O polietileno de alta densidade é o plástico mais utilizado no mundo, devido às suas excelentes propriedades.
É leve, resistente tanto mecanicamente como quimicamente, não se corrói, tem um custo baixo e, acima de tudo, apresenta a versatilidade de poder ser fabricado à medida das necessidades do consumidor. Todas estas características fazem com que o polietileno de alta densidade tenha uma longa vida útil, o que é uma vantagem quando está a ser utilizado, mas constitui um problema quando se pretende eliminá-lo. É por isso que é necessário dispor de técnicas de tratamento para este plástico. A mais recomendada é a das 3R: Reduzir, Reutilizar e Reciclar.
O problema reside na sensibilização ecológica para o impacto ambiental da utilização descontrolada e irresponsável do polietileno de alta densidade por parte do consumidor. Por outro lado, para a indústria, trata-se de um desafio: tornar o seu processo mais eficiente e não gerar resíduos desnecessários.
Codificação
O sistema de classificação foi desenvolvido pela: The Society of the Plastics Industry (SPI) e foi adotado em todo o mundo.
Baseia-se numa simbologia simples que permite, no processo de recolha e reciclagem, identificar e separar os diferentes produtos.
É composto por três setas que formam um triângulo, com um número no centro e letras na base. O símbolo é moldado através de uma inserção ou gravação, quer no fundo do recipiente, quer próximo deste, conforme a geometria do artigo o permitir.
O tamanho mínimo recomendado é de 2,5 cm, para facilitar o seu rápido reconhecimento. As embalagens com bases pequenas podem apresentar o símbolo num tamanho proporcional; no entanto, outras dimensões regulamentadas são 1,2 cm e 1,6 cm.
Se uma embalagem for fabricada com um novo modelo e com resinas diferentes das tradicionalmente utilizadas, cabe ao transformador ou ao fabricante dos moldes alterar o código através de um encarte, de modo a identificar a matéria-prima utilizada.
Soluções para minimizar os resíduos plásticos
Existe um sistema que indica como tratar os resíduos, no qual são apresentadas as ações a seguir, tendo em conta que não se deve avançar para uma etapa sem antes ter esgotado a anterior. Os passos são os seguintes:
• Reduzir
• Reutilizar
• Reciclar
• Recuperar
• Lixo
A redução começa na origem. Consiste em utilizar a menor quantidade possível de materiais que venham a ser descartados. É por isso que foram desenvolvidos plásticos mais resistentes, aditivos e processos que permitem fabricar produtos mais leves e com menor espessura.
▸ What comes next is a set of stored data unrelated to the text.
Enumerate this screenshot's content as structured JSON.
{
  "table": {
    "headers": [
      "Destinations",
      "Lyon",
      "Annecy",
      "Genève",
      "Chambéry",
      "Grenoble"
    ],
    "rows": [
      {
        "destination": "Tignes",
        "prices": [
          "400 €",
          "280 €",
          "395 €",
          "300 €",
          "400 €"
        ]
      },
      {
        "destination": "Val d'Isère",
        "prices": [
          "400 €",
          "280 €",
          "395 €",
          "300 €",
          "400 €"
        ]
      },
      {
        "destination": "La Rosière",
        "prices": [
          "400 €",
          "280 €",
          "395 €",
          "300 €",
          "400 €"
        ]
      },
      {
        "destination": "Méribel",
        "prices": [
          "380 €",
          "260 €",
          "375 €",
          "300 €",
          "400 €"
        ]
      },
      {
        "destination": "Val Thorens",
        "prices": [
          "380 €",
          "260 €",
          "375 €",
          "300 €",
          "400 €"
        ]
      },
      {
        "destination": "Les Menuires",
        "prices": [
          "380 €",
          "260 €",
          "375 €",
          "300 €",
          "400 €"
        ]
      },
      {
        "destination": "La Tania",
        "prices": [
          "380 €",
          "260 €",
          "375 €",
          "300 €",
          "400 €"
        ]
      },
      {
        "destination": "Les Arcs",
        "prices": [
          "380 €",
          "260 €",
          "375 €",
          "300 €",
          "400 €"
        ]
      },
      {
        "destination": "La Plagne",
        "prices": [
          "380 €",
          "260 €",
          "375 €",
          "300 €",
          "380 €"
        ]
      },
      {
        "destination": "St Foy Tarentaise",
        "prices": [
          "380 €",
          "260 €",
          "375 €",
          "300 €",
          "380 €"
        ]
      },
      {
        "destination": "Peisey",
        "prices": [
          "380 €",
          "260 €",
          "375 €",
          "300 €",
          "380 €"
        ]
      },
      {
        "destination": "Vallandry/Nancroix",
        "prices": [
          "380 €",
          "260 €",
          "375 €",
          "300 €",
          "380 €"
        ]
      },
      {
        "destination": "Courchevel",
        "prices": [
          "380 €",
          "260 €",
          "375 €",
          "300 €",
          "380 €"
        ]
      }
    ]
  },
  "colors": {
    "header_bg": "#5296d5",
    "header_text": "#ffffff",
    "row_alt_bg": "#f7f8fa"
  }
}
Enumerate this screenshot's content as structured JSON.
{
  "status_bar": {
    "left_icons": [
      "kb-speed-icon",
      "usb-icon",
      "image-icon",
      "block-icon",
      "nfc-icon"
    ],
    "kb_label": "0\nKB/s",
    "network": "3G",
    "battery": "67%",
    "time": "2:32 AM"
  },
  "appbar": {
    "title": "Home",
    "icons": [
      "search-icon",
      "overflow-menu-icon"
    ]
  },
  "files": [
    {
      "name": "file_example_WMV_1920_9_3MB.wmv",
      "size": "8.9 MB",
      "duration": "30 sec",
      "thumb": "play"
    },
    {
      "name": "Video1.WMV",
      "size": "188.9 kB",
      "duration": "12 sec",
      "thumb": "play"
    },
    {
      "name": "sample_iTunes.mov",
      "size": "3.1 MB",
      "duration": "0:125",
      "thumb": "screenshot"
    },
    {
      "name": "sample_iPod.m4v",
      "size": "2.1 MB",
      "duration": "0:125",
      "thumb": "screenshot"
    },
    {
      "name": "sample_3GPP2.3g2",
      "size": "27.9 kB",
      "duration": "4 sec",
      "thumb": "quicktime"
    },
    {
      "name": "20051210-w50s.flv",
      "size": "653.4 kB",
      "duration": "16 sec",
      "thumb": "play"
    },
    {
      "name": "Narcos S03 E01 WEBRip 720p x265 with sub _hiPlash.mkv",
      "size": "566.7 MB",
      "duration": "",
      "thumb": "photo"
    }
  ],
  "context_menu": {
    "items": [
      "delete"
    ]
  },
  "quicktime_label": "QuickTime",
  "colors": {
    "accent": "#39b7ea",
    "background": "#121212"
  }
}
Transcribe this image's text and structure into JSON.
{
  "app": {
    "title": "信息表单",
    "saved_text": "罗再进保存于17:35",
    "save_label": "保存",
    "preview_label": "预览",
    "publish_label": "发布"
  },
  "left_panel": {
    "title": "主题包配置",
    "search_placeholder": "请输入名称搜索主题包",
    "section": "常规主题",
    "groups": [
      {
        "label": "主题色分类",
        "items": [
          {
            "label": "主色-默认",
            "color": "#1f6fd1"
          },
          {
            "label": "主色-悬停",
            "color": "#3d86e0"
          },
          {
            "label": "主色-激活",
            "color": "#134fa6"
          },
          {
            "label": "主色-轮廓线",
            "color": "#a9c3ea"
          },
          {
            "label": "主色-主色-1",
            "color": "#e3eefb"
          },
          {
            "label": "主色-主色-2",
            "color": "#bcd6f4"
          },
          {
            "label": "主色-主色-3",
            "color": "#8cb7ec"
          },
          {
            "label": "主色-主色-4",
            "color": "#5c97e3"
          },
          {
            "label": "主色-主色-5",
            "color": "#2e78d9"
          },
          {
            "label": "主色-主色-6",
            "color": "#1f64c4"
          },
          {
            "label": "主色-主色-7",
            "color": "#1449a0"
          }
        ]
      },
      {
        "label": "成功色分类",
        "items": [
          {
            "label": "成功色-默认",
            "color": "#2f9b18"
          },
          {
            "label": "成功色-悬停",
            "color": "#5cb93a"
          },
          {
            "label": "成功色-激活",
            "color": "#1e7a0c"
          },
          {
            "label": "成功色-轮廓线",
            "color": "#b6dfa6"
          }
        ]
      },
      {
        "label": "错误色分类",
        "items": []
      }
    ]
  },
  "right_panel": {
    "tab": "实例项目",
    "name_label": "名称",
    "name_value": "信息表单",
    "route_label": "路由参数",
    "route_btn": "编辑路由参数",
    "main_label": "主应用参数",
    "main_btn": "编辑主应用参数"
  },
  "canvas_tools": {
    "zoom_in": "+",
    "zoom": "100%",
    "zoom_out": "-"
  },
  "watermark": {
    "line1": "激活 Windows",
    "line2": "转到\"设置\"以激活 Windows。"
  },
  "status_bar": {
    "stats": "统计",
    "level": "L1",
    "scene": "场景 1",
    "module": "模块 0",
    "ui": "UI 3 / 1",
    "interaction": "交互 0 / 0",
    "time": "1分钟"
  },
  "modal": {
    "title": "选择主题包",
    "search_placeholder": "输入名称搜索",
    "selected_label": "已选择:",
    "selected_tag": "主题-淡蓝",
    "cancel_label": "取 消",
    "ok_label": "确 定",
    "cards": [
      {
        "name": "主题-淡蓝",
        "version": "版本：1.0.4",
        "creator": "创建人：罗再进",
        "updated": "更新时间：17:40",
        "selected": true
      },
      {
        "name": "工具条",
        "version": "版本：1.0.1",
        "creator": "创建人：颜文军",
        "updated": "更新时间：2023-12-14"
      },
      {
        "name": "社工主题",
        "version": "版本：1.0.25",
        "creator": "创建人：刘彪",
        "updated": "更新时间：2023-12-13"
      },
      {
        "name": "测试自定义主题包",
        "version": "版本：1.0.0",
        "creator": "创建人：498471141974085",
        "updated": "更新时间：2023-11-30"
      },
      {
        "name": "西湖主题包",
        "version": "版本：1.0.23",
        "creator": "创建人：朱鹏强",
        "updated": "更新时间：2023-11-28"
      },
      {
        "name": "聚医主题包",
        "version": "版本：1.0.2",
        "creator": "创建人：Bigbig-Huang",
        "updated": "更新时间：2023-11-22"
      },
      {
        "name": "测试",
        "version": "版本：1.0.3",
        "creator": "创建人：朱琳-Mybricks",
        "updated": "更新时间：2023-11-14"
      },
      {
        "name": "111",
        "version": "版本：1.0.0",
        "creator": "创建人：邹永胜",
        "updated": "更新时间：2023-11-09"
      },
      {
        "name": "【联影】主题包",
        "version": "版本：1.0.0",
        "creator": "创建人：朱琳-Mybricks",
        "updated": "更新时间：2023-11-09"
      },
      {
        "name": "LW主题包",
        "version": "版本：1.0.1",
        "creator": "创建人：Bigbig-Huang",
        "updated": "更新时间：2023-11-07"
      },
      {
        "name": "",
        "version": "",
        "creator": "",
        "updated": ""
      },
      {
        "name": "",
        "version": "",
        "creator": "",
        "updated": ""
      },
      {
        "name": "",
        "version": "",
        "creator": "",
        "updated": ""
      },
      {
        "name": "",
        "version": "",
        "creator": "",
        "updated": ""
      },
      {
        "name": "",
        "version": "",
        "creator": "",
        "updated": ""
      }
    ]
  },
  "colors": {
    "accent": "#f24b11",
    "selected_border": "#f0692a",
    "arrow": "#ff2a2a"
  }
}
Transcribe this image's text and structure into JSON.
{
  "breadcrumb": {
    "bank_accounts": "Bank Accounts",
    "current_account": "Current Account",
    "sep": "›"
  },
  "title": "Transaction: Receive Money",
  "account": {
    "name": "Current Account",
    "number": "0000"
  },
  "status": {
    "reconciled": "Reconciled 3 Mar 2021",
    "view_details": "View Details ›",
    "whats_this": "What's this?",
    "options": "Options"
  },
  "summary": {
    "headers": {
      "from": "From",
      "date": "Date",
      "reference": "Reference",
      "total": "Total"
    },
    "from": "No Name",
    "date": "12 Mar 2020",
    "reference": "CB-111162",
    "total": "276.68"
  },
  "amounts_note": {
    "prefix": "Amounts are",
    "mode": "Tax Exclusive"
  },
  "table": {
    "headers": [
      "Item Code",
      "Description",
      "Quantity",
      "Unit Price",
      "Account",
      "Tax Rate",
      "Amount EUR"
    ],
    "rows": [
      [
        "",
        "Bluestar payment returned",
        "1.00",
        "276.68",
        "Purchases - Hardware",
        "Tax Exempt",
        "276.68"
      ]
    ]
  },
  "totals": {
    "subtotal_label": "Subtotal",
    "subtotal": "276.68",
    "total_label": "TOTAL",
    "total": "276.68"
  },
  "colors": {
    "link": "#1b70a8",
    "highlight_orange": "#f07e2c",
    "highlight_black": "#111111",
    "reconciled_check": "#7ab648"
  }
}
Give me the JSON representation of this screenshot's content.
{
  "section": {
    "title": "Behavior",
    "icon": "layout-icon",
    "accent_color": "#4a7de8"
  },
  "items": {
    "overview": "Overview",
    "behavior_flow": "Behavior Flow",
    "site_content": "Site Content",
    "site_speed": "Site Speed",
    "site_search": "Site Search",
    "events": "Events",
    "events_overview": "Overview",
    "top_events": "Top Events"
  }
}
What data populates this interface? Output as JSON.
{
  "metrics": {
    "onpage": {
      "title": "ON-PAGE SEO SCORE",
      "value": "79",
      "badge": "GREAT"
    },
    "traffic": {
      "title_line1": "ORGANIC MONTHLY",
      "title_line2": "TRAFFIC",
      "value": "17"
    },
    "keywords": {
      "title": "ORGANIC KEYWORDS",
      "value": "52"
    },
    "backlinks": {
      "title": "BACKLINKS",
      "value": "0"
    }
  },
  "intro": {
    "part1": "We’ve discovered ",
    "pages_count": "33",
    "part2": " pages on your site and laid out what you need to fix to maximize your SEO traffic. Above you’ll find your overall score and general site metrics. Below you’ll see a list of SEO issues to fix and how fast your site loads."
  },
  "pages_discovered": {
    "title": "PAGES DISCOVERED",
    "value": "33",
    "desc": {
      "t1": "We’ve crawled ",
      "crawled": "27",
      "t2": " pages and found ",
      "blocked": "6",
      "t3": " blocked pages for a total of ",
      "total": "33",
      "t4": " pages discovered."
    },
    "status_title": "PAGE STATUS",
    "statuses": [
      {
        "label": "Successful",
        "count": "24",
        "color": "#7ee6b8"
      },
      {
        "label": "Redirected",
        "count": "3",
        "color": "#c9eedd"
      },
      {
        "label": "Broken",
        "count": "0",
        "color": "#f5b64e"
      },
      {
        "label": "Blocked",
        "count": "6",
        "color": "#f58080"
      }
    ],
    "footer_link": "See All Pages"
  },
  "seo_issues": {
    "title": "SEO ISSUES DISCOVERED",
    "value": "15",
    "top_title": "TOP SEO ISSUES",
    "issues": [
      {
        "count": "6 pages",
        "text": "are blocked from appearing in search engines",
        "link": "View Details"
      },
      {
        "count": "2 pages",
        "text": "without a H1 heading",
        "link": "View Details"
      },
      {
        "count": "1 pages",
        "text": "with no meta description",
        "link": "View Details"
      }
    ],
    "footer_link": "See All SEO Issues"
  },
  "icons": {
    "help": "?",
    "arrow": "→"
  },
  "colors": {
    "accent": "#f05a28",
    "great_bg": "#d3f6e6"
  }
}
Neste contexto, as fábricas dedicadas à transformação de plástico têm maior impacto na geração de resíduos e, em menor grau, o consumidor.
A reutilização dos plásticos consiste em tirar o máximo partido da vida útil dos produtos através de um sistema de devolução, sem necessidade de os destruir ou reciclar.
Como exemplo, podem citar-se os sacos de plástico, que podem ser utilizados mais do que uma vez para diversas atividades, prolongando assim a vida útil do produto.
A maior parte dos resíduos é gerada em casa (aproximadamente 60%); é por isso que é necessário promover a consciência ecológica em todos os lares, a fim de reduzir os resíduos plásticos.
A reciclagem deve ser a terceira opção e é realizada quando os produtos já não podem ser utilizados para o seu fim original. Consiste em recolher e separar o plástico do resto dos resíduos sólidos, para que seja posteriormente processado e transformado num novo produto.
Os plásticos reciclados são utilizados numa grande variedade de aplicações não alimentares, devido aos requisitos sanitários que garantem que nenhum contaminante possa migrar para a superfície do produto.
O conceito de «Recuperar» consiste na utilização de métodos químicos para obter matérias-primas ou energia a partir de resíduos plásticos.
A última etapa no tratamento de resíduos é o lixo, que se define como qualquer objeto que já não tenha utilidade nem valor, e só deve ser considerado quando os produtos tiverem atingido o fim da sua vida útil e a sua reciclagem já não se justificar.